Meta's Andy Stone stated that the presence of the "send gift" button did not necessarily mean that the company had actually paid money to the accounts soliciting tips. He explained that videos that successfully elicited cash donations were subject to an additional layer of review.

To encourage content production, Meta and other social-media companies have urged creators to solicit funding from their followers, either via cash "tips" and "gifts" or recurring subscription payments, with the platforms taking a cut of those payments. Meta has announced that it would not take a cut on subscriptions through at least the end of 2024 but does collect commissions on gift payments to creators.

These creator payments represent a significant shift from the core advertising business of major social-media networks, putting them in competition with more specialized platforms like Patreon and OnlyFans, which have stricter policies regarding subscriptions and tipping for content involving children. 

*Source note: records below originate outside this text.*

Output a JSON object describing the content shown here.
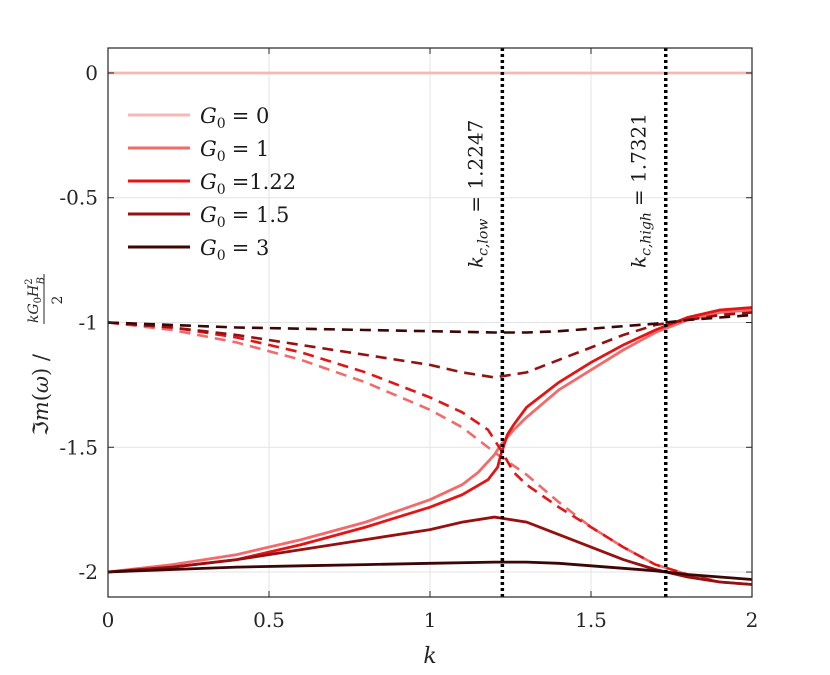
{
  "chart_data": {
    "type": "line",
    "xlabel": "k",
    "ylabel": "ℑm(ω) / (kG₀H²_B / 2)",
    "xlim": [
      0,
      2
    ],
    "ylim": [
      -2.1,
      0.1
    ],
    "xticks": [
      "0",
      "0.5",
      "1",
      "1.5",
      "2"
    ],
    "yticks": [
      "0",
      "-0.5",
      "-1",
      "-1.5",
      "-2"
    ],
    "xtick_values": [
      0,
      0.5,
      1,
      1.5,
      2
    ],
    "ytick_values": [
      0,
      -0.5,
      -1,
      -1.5,
      -2
    ],
    "grid": true,
    "legend_position": "top-left",
    "vlines": [
      {
        "x": 1.2247,
        "label_main": "k",
        "label_sub": "c,low",
        "label_value": "= 1.2247"
      },
      {
        "x": 1.7321,
        "label_main": "k",
        "label_sub": "c,high",
        "label_value": "= 1.7321"
      }
    ],
    "series": [
      {
        "name": "G₀ = 0",
        "legend_text": "= 0",
        "color": "#f7b7b7",
        "solid": {
          "x": [
            0,
            2
          ],
          "y": [
            0,
            0
          ]
        },
        "dashed": null
      },
      {
        "name": "G₀ = 1",
        "legend_text": "= 1",
        "color": "#f26a6a",
        "solid": {
          "x": [
            0,
            0.2,
            0.4,
            0.6,
            0.8,
            1.0,
            1.1,
            1.15,
            1.2,
            1.22,
            1.24,
            1.26,
            1.3,
            1.4,
            1.5,
            1.6,
            1.7,
            1.8,
            1.9,
            2.0
          ],
          "y": [
            -2.0,
            -1.97,
            -1.93,
            -1.87,
            -1.8,
            -1.71,
            -1.65,
            -1.6,
            -1.53,
            -1.49,
            -1.46,
            -1.43,
            -1.38,
            -1.27,
            -1.19,
            -1.11,
            -1.04,
            -0.99,
            -0.96,
            -0.95
          ]
        },
        "dashed": {
          "x": [
            0,
            0.2,
            0.4,
            0.6,
            0.8,
            1.0,
            1.1,
            1.2,
            1.3,
            1.4,
            1.5,
            1.6,
            1.7,
            1.8,
            1.9,
            2.0
          ],
          "y": [
            -1.0,
            -1.03,
            -1.08,
            -1.15,
            -1.24,
            -1.35,
            -1.42,
            -1.52,
            -1.61,
            -1.72,
            -1.82,
            -1.9,
            -1.97,
            -2.01,
            -2.04,
            -2.05
          ]
        }
      },
      {
        "name": "G₀ =1.22",
        "legend_text": "=1.22",
        "color": "#e31414",
        "solid": {
          "x": [
            0,
            0.2,
            0.4,
            0.6,
            0.8,
            1.0,
            1.1,
            1.18,
            1.21,
            1.22,
            1.23,
            1.24,
            1.26,
            1.3,
            1.4,
            1.5,
            1.6,
            1.7,
            1.8,
            1.9,
            2.0
          ],
          "y": [
            -2.0,
            -1.98,
            -1.95,
            -1.89,
            -1.82,
            -1.74,
            -1.69,
            -1.63,
            -1.58,
            -1.53,
            -1.49,
            -1.45,
            -1.41,
            -1.34,
            -1.24,
            -1.16,
            -1.09,
            -1.03,
            -0.98,
            -0.95,
            -0.94
          ]
        },
        "dashed": {
          "x": [
            0,
            0.2,
            0.4,
            0.6,
            0.8,
            1.0,
            1.1,
            1.18,
            1.22,
            1.26,
            1.3,
            1.4,
            1.5,
            1.6,
            1.7,
            1.8,
            1.9,
            2.0
          ],
          "y": [
            -1.0,
            -1.02,
            -1.06,
            -1.12,
            -1.2,
            -1.3,
            -1.36,
            -1.43,
            -1.51,
            -1.6,
            -1.65,
            -1.74,
            -1.82,
            -1.9,
            -1.97,
            -2.01,
            -2.04,
            -2.05
          ]
        }
      },
      {
        "name": "G₀ = 1.5",
        "legend_text": "= 1.5",
        "color": "#961010",
        "solid": {
          "x": [
            0,
            0.2,
            0.4,
            0.6,
            0.8,
            1.0,
            1.1,
            1.2,
            1.3,
            1.4,
            1.5,
            1.6,
            1.7,
            1.8,
            1.9,
            2.0
          ],
          "y": [
            -2.0,
            -1.98,
            -1.95,
            -1.91,
            -1.87,
            -1.83,
            -1.8,
            -1.78,
            -1.8,
            -1.85,
            -1.9,
            -1.95,
            -1.99,
            -2.02,
            -2.04,
            -2.05
          ]
        },
        "dashed": {
          "x": [
            0,
            0.2,
            0.4,
            0.6,
            0.8,
            1.0,
            1.1,
            1.2,
            1.3,
            1.4,
            1.5,
            1.6,
            1.7,
            1.8,
            1.9,
            2.0
          ],
          "y": [
            -1.0,
            -1.02,
            -1.05,
            -1.09,
            -1.13,
            -1.17,
            -1.2,
            -1.22,
            -1.2,
            -1.15,
            -1.1,
            -1.05,
            -1.01,
            -0.99,
            -0.97,
            -0.96
          ]
        }
      },
      {
        "name": "G₀ = 3",
        "legend_text": "= 3",
        "color": "#3d0606",
        "solid": {
          "x": [
            0,
            0.2,
            0.4,
            0.6,
            0.8,
            1.0,
            1.2,
            1.3,
            1.4,
            1.5,
            1.6,
            1.7,
            1.8,
            1.9,
            2.0
          ],
          "y": [
            -2.0,
            -1.99,
            -1.98,
            -1.975,
            -1.97,
            -1.965,
            -1.96,
            -1.96,
            -1.965,
            -1.975,
            -1.985,
            -1.995,
            -2.01,
            -2.02,
            -2.03
          ]
        },
        "dashed": {
          "x": [
            0,
            0.2,
            0.4,
            0.6,
            0.8,
            1.0,
            1.2,
            1.3,
            1.4,
            1.5,
            1.6,
            1.7,
            1.8,
            1.9,
            2.0
          ],
          "y": [
            -1.0,
            -1.01,
            -1.02,
            -1.025,
            -1.03,
            -1.035,
            -1.04,
            -1.04,
            -1.035,
            -1.025,
            -1.015,
            -1.005,
            -0.99,
            -0.98,
            -0.97
          ]
        }
      }
    ]
  }
}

Patreon, for example, requires minors to have an adult guardian's permission to open an account and bans underage modeling accounts. OnlyFans, which caters to both adult-content creators and those focused on nonsexual material, completely bans minors from its platform for safety reasons, using both artificial intelligence and manual review to remove even wholesome images featuring children.

TikTok stated that it bans the sale of underage modeling content on both TikTok marketplace and via its creator-monetization services. A spokesperson for YouTube noted that while it does not inherently ban subscriptions to child-modeling content, it does not allow communication between accounts and their followers, which Meta promotes as a core feature of its subscription product.